2. Dünya Savaşı’nda İngilizler’in Propaganda Yöntemleri

1325
Yazarlık Başvurusu

İngiliz hükümeti İkinci Dünya Savaşı’nda hangi propaganda yöntemlerini kullandı? Hitler’in Kavgam kitabından neler öğrendi, ‘içimizdeki düşman’ fikrini nasıl işledi?

Sırlar ve casuslar

‘Propaganda’ kelimesi yanlış bilgilendirme olarak anlaşılabilir; oysa İkinci Dünya Savaşı sırasında İngiltere hükümeti bu konuda dikkatli bazı yöntemlere başvurdu. Bir takım psikolojik etkileme yöntemleri kullanılsa da bunların mümkün olduğunca doğru görülmesi gerekiyordu.

Ön kapak: “Medeniyet Savaşı”, arka kapak: “Ya bizim hayatımız ya onlarınki”

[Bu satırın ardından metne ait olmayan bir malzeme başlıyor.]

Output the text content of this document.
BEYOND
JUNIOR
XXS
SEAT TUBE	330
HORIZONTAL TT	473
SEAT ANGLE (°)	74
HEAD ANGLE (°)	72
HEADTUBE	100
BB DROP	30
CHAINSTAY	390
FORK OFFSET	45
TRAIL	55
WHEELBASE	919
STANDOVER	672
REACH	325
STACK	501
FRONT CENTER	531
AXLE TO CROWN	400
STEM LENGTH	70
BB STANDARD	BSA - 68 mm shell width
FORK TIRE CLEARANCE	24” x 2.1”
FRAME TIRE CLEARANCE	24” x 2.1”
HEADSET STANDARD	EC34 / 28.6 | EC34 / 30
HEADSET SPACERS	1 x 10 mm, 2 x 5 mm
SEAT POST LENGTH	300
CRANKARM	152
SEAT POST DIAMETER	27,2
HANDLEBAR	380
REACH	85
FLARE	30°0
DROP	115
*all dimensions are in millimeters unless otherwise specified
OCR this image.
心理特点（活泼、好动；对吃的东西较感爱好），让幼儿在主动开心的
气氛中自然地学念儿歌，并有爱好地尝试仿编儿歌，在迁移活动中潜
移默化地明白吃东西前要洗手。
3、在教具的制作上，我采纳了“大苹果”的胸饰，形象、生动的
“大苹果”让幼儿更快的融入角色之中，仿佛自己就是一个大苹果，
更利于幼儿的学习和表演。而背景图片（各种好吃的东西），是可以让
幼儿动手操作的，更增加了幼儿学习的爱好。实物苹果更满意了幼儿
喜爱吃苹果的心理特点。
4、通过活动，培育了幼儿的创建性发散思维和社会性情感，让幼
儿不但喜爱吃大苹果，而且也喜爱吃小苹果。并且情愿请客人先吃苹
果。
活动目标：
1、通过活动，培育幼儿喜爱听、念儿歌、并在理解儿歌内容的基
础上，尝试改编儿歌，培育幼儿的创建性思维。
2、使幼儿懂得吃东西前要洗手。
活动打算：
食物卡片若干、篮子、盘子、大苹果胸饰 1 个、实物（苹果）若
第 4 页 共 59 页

‘İnsanları İnandırmak: 2. Dünya Savaşı’nda İngiliz Propagandası’ adıyla yeni yayımlanan kitabında tarihçi David Welch “Birinci Dünya Savaşı’nın hemen ardından Enformasyon Bakanlığı (MOI) kaldırıldı; zira propaganda kolaylıkla yalan ve yanlış bilgi ile ilişkilendiriliyordu artık” diyor.

“2. Dünya Savaşı’nda MOI tekrar kurulduğunda bakanlık bu durumun farkındaydı ve mümkün olduğunca gerçekleri yaymak istiyordu.”

“Düşmeye devam edecekler”

Slogancılık

BBC eski Genel Müdürü John Reith 1940’ta Enformasyon Bakanı olarak atandı. Reith propagandanın gerçeğe dayalı olmasının önemini vurgulamıştı. Ama MOI yine de kamuoyunu maniple edecek eski bildik teknikleri kullanmaktan geri durmadı. Fakat bunun belli kurallar çerçevesinde yapılması gerekiyordu. Chatham House adlı düşünce kuruluşu 1939’da 86 temel kural belirlemişti. “Propagandanın önceki yargılara uygun olması” bunlardan biriydi örneğin.

İnsanları İnandırmak’ta Welch şöyle diyor: “Bu kurallara ilişkin gizli belgeyi hazırlayanlar Hitler’in Kavgam kitabında dile getirdiği propaganda konusundaki düşünceleri biliyordu. Hatta Hitler’in propaganda ilkelerinin bazılarını benimsemiş görünüyorlardı. Örneğin, belgede kitlelerin aklına değil içgüdüsüne hitap etmesi, sloganlara dayanma ve tekrarın önemi vurgulanıyordu.”

“Hayır!”

Öfke Kampanyası

Kitapta yer verilen afiş, bildiri ve filmler MOI’nin savaş boyunca kullandığı yöntemleri sergiliyor. Bunlardan biri ‘Öfke Kampanyası’ idi ve Nazi iktidarının vahşeti üzerinde durmayı amaçlıyordu.

Savaşın ilk yıllarında MOI’de, Nazilerin zafer kazanmasının ne tür sonuçlar yaratacağı konusunda başta emekçiler olmak üzere kitlelerin pek fikir sahibi olmadığı ve bunların öfke ve nefret duygularının kışkırtılması gerektiği inancı hakimdi.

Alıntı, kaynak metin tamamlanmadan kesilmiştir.